Yaklaşık 18 aylıkken, anne ve bebek artık simbiyotik bir “Biz” olarak uzun ve etkili bir şekilde işlev göremezler. enerjik çocuk, savunmasızlığının giderek daha fazla farkına varır ve annesinin nerede olduğu konusunda endişelenir ve anne onu terk ettiğinde endişelenir. Yanında, her şeyi onunla paylaşmasını ister. Bu aşamaya sıcak ilişkilerin restorasyonu denir. ayrılma-bireyleşme sürecinin son aşaması Bu dönemdeki öfke ve öfkenin varlığı, çocuğun öfkesini, dünyadaki gerçek yerinin artan farkındalığını ve bir zamanlar onun bir parçası olan Annesi üzerindeki kontrolünü kaybettiğini yansıtır, bir yüz veya eller gibi, Bu aşamanın sonunda, gerçekçi bir Benlik duygusu ve başkalarının özerkliğinin farkındalığı ile sağlıklı bir çocuk ortaya çıkar.

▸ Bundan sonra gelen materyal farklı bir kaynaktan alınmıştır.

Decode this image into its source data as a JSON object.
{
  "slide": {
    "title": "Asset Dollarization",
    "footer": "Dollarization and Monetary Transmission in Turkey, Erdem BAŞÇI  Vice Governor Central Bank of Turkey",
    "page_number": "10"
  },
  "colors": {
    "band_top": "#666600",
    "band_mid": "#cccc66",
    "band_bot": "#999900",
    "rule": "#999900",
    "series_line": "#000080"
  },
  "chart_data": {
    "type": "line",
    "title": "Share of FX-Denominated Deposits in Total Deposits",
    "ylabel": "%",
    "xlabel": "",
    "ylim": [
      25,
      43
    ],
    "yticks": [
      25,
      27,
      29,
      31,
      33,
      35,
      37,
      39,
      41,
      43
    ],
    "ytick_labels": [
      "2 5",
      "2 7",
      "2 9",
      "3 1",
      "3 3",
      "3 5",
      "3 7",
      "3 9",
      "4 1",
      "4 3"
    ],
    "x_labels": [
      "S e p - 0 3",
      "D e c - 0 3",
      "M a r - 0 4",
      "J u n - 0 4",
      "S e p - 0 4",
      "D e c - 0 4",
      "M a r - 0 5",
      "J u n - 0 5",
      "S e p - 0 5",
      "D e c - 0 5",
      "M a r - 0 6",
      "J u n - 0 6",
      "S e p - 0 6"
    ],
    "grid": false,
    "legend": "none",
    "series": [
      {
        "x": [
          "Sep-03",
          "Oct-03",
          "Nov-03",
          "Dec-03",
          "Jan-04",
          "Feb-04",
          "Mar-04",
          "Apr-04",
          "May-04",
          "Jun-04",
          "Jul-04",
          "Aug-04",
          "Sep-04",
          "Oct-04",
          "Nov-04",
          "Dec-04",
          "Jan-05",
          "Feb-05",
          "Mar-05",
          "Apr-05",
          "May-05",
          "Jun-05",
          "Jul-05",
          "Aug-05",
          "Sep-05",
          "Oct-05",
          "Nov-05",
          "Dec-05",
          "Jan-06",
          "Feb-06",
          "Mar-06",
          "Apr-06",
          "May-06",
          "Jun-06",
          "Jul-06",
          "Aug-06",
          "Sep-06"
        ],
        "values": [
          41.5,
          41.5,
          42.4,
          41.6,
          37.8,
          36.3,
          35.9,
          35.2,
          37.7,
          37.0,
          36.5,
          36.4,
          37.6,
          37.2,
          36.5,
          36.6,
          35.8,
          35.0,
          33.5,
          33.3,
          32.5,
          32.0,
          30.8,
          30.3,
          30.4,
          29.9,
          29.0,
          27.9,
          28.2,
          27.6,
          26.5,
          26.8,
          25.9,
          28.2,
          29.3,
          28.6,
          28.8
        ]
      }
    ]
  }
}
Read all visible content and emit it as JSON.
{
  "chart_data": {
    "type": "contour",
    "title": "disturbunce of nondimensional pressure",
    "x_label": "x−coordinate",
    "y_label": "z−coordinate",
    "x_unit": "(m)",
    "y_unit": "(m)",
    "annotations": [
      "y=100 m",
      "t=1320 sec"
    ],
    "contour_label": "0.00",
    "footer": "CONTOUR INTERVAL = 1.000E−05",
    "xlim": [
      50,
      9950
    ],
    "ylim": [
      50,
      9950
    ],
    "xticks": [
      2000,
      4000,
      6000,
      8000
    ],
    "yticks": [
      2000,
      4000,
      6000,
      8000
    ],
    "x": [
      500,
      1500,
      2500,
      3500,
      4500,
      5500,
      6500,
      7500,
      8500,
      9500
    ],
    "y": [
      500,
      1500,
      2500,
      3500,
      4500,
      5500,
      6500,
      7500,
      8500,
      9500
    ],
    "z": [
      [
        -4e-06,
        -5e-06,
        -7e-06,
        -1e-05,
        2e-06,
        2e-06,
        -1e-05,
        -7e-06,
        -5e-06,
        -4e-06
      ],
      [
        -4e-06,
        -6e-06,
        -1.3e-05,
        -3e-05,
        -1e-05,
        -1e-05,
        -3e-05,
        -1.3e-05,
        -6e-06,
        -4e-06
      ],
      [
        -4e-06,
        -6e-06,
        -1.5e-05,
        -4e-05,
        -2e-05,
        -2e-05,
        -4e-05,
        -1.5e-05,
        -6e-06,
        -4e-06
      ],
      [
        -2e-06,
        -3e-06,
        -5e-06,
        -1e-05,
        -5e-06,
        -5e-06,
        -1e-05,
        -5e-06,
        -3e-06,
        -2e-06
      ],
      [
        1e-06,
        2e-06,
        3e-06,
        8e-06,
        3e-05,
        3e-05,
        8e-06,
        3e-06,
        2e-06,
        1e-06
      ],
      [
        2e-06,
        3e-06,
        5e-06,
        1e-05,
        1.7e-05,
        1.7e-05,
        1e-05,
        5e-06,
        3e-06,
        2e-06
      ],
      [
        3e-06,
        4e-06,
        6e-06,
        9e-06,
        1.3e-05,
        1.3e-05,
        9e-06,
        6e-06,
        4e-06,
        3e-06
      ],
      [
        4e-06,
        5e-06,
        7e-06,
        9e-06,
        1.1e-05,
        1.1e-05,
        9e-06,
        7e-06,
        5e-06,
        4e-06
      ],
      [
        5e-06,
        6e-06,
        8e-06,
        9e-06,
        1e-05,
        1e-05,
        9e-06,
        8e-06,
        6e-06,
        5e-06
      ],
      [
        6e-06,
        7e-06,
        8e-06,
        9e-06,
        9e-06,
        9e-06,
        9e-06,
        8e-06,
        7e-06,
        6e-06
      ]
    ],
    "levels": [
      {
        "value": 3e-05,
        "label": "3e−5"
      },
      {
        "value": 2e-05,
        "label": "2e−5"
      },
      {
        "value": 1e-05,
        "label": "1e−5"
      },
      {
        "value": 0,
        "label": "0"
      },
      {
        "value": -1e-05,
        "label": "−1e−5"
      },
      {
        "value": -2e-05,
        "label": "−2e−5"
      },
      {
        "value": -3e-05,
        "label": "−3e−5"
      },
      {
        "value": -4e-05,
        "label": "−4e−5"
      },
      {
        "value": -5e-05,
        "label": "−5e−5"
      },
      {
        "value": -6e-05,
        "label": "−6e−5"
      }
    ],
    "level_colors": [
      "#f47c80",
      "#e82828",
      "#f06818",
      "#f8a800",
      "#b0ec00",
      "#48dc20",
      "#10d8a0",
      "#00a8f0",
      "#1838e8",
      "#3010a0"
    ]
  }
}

Yaşamın ilk 2-3 yılı, çocuğun kendi benliğinin tam olarak gelişmediği ve başkalarının ötekiliğinin farkındalığından yoksun olduğu bir narsisizm dönemidir. Ebeveynlerin görevi, çocuğun görmediği sınırları göstermek, gözlemlemek ve onlara başkalarıyla barış içinde yaşamayı öğretmektir. Bu olmazsa, çocukluk narsisizmi evresinde sıkışıp kalabiliriz. Narsist bir kişiliğin ortaya çıkmasına neden olan tam teşekküllü bir ayrılma-bireyleşme sürecinin olmamasıdır.

Ancak bu zaten hakkında çok konuşabileceğiniz ayrı ve geniş kapsamlı bir konudur.

Ebeveynler şüphesiz kendi çocuklarının gelişimini etkiler ve bu konuda ebeveyn olan kişilerin bilgili ve başarılı olacağına inanmak istiyorum.